In summary, we all messed up here. Every last single person who got involved in this mess screwed up. So let's move on and revisit the matter of adding a close reason for this when we have some place to put it. In the meantime, let's be more careful about making sure we use a custom closure reason whenever it's appropriate to do so.

• Comments reflect the opinion of an individual. So this is not the right place to explain the closure reason. Moreover, a closure reason is irrelevant anyway since it was not closed at all. It was put on hold. It is good that you admit the mistake but the wrong reason is still mentioned on the page of my question. Could you please correct that. Question should be put on hold for a good reason or just not be put on hold at all. – Daan May 20 '15 at 21:08
• 1. Close votes also reflect the opinions of individuals. In this case, those comments were posted by the same individuals who voted to put your question on hold. 2. Even if I could unilaterally change the close reason (I can't. It would take 5 votes to reopen and another 5 to reclose), I would not reopen a question just to close it with the "correct" reason. Feel free to flag it for moderator attention, but I have a feeling it will be declined. Who knows though, I could be wrong about that. 3. Your question was closed for a very good reason that you simply refuse to accept. – RubberDuck May 20 '15 at 21:17
• @Daan While I agree that we should always strive to chose the correct reason, the fact that the wrong reason was chosen isn't that relevant. Once a question is put on hold, the only thing that's relevant is whether the question deserves to be reopened or not. – nhgrif May 20 '15 at 21:28

Questions seeking an explanation of someone else's code are also off-topic.

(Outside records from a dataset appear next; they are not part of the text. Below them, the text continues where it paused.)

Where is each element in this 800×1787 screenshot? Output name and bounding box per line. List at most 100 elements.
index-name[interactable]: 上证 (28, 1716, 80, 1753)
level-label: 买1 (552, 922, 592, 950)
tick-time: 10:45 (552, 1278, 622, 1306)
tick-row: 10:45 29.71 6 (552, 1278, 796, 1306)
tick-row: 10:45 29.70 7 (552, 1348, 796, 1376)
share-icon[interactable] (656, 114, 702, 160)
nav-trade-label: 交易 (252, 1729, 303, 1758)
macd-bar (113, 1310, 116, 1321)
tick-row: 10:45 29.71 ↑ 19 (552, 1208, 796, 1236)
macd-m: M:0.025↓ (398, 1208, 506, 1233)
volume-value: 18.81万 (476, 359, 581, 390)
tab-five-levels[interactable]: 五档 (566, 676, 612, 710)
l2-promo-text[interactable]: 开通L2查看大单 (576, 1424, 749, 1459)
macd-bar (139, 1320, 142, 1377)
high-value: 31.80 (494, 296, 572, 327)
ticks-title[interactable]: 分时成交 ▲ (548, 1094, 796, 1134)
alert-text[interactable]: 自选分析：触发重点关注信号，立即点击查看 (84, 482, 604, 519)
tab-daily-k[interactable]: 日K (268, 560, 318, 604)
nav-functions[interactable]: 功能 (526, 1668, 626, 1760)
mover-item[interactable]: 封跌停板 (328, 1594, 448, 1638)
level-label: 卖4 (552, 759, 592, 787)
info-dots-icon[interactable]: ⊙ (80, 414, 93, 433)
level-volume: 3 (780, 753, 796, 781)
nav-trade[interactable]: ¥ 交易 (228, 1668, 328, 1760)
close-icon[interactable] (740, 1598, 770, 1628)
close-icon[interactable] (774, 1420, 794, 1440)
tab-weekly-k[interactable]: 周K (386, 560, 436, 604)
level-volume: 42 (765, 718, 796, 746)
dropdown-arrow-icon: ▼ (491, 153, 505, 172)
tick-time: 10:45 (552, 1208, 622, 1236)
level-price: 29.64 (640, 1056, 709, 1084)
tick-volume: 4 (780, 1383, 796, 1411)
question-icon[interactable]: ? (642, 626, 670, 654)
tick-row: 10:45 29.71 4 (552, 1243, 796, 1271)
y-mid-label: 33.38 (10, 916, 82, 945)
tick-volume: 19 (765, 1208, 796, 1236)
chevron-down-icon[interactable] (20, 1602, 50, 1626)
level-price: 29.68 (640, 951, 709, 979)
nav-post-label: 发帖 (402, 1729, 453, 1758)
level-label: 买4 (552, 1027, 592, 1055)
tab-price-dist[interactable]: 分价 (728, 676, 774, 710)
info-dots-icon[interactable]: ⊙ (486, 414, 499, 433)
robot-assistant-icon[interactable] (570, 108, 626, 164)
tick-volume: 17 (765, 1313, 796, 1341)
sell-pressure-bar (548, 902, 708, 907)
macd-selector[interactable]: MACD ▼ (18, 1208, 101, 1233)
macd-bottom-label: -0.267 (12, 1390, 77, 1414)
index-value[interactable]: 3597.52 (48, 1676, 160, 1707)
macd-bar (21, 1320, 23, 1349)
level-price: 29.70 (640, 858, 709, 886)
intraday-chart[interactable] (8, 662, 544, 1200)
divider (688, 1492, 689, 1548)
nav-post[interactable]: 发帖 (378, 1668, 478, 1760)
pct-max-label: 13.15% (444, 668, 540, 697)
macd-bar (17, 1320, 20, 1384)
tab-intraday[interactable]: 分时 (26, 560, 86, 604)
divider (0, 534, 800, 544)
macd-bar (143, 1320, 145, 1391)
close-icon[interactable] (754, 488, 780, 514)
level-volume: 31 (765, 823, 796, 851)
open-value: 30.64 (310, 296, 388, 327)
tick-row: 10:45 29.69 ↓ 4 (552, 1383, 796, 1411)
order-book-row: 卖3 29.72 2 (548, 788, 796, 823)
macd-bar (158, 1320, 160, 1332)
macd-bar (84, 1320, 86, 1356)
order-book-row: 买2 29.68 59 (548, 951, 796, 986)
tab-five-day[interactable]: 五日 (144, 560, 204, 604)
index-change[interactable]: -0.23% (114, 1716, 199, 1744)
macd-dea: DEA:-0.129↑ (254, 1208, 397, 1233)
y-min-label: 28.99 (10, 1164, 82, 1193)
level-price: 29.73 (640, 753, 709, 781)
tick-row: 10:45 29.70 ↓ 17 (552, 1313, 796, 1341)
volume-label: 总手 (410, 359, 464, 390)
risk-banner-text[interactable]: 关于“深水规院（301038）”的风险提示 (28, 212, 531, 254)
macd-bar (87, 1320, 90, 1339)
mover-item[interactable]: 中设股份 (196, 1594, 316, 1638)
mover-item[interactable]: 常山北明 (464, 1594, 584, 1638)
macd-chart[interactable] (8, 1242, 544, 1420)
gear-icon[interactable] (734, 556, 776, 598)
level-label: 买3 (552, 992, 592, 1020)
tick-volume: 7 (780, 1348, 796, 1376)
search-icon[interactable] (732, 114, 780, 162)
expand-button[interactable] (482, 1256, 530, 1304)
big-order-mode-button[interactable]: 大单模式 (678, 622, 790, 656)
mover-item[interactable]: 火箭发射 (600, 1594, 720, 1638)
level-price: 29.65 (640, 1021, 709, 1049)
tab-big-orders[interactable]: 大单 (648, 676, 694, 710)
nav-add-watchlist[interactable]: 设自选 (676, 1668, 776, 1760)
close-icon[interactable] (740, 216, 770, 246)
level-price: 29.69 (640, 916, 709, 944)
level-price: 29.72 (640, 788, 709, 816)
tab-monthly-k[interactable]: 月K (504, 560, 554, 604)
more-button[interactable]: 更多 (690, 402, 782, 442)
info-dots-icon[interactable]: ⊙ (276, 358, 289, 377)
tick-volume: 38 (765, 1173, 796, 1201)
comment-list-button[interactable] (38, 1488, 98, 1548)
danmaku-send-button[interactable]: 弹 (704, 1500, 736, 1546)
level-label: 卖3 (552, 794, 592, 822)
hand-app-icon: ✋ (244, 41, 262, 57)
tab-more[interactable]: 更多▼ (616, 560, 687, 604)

This part of the shown close reason has a link on "someone else's code" which leads to this meta answer: https://codereview.meta.stackexchange.com/a/3654/29371

which clearly states how this is meant

For moral, practical, and legal reasons, we are only able to review code that you wrote or code that you maintain. Code Review is not the place to ask about someone else's code.

We also expect you to understand how your code works. If you are seeking an explanation of how your code works, then we will treat the question as if someone else wrote it

IMHO the right close reason had been used.

You're right the close reason they use is wrong. The code obviously works since you have generated performance numbers from it, and you state that is is your code. Nothing in the close reason used is relevant here.

The real solution is for them to create a permanent relevant close reason.

Don't be afraid to flag a mod if you think a close reason is incorrect.